Edie—busy peeling peaches—offered no reply.
“Look here, Edie. Look. It says here they only found a leg bone.” She clambered up on a stool and
, with one hand, hopefully proffered the book. “And here’s a picture of the whole dinosaur.”
“Don’t you know that song, Harriet?” interrupted Libby, leaning over from the kitchen counter where she was pitting peaches. In her quavery voice, she sang: “The knee bone’s connected to the leg bone … The leg bone’s connected to the—”
“But how do they know what it looked like? How do they know it was green? They’ve made it green in the picture. Look. Look, Edie.”
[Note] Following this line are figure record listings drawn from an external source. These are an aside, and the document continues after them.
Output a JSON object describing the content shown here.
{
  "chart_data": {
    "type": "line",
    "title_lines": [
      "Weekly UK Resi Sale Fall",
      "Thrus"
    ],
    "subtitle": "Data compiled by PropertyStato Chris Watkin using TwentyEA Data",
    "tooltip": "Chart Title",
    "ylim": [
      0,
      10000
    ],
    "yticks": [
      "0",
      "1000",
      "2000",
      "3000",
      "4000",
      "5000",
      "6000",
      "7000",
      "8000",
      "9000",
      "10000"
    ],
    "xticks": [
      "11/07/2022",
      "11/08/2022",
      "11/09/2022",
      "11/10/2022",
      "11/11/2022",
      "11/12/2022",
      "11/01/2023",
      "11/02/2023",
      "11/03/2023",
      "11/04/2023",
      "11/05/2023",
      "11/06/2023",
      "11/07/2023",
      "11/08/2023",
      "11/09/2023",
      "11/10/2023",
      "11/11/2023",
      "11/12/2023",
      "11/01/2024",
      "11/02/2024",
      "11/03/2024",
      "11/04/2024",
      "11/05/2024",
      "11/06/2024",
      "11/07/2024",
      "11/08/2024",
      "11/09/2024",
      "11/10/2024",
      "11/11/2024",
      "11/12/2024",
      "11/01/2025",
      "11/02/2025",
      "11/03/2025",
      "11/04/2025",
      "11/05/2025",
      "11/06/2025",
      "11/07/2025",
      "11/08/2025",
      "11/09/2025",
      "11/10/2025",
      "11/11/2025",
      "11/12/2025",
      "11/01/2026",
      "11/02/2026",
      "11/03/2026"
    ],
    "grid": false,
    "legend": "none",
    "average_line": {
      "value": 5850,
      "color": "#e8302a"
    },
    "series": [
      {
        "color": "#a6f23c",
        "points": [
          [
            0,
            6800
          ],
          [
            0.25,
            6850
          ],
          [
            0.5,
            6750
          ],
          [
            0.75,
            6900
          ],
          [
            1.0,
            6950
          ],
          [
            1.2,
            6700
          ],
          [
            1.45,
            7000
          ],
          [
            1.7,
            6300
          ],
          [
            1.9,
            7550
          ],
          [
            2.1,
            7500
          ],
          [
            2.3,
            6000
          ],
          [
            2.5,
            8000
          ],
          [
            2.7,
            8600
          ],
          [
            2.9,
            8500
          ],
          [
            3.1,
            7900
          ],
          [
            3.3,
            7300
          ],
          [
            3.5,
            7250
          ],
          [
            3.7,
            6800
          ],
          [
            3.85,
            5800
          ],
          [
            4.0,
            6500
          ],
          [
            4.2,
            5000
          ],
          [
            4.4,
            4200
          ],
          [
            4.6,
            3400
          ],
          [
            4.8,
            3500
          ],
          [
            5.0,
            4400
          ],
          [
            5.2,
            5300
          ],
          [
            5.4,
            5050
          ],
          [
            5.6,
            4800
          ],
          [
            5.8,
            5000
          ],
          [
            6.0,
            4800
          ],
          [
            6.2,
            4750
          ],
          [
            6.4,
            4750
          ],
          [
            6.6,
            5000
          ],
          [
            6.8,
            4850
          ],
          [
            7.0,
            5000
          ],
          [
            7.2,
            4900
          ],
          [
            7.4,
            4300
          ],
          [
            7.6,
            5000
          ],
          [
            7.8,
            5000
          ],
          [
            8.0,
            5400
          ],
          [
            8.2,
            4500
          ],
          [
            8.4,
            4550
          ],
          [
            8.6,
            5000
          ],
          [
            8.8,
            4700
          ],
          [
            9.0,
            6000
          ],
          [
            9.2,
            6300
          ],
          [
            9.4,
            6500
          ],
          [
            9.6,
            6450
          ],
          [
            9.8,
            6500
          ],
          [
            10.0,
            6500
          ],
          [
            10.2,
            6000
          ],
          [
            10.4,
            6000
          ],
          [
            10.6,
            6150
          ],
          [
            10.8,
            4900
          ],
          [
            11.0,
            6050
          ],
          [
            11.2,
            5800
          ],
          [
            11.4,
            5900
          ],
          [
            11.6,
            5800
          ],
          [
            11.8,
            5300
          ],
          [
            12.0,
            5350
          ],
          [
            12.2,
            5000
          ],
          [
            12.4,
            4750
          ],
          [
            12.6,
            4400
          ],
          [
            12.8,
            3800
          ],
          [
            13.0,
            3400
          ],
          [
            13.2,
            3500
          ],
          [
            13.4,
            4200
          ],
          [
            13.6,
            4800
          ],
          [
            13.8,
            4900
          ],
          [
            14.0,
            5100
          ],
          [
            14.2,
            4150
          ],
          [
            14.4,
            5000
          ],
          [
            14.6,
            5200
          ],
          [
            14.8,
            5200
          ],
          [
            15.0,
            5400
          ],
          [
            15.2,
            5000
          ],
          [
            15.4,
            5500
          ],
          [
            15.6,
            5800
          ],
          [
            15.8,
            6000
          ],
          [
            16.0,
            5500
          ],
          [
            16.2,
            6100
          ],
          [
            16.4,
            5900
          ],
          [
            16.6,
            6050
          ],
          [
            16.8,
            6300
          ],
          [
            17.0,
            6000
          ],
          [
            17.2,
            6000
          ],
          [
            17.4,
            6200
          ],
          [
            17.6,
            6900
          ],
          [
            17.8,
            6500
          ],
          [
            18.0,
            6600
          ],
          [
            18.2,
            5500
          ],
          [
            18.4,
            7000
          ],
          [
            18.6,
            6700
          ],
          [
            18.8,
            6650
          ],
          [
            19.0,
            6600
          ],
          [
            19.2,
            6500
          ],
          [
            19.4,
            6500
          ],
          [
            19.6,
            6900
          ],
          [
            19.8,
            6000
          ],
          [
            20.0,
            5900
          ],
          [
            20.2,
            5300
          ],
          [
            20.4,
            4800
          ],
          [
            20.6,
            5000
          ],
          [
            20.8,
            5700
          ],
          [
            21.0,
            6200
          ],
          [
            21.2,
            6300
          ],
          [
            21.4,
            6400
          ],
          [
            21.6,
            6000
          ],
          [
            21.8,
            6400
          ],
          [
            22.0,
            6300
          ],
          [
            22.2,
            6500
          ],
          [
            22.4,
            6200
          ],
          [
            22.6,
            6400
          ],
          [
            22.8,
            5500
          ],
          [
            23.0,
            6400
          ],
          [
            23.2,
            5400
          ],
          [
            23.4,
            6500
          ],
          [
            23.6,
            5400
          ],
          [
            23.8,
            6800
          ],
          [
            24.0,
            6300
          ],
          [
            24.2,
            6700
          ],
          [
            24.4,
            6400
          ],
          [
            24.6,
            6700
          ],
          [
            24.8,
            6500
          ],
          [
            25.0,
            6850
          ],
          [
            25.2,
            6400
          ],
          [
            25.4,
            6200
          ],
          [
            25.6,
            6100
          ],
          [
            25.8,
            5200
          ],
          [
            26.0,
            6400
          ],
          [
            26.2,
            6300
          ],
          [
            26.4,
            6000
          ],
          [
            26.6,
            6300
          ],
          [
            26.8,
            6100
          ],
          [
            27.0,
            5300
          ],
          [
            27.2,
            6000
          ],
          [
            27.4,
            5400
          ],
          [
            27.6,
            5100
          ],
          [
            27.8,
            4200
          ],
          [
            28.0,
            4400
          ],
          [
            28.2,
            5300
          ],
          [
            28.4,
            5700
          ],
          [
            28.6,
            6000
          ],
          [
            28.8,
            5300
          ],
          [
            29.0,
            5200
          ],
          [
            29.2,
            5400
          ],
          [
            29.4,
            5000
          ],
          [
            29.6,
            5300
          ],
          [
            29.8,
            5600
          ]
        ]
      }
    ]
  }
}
“I’m looking,” said Edie sourly, though she wasn’t.
“No, you’re not!”
“I’ve seen all of it I care to.”
When Harriet got a bit older, nine or ten, the fixation switched to archaeology. In this she found a willing if addled discussion partner in her aunt Tat. Tat had taught Latin for thirty years at the local high school; in retirement, she had developed an interest in various Riddles of the Ancients, many of which, she believed, hinged on Atlantis. The Atlanteans, she explained, had built the pyramids and the monoliths of Easter Island; Atlantean wisdom accounted for trepanned skulls found in the Andes and modern electrical batteries discovered in the tombs of the Pharaohs. Her bookshelves were filled with pseudo-scholarly popular works from the 1890s which she had inherited from her educated but credulous father, a distinguished judge who had spent his final years attempting to escape from a locked bedroom in his pyjamas. His library, which he had left to his next-to-youngest daughter, Theodora—nicknamed, by him, Tattycorum, Tat for short—included such works as The Antediluvian Controversy, Other Worlds Than Ours, and Mu: Fact or Fiction?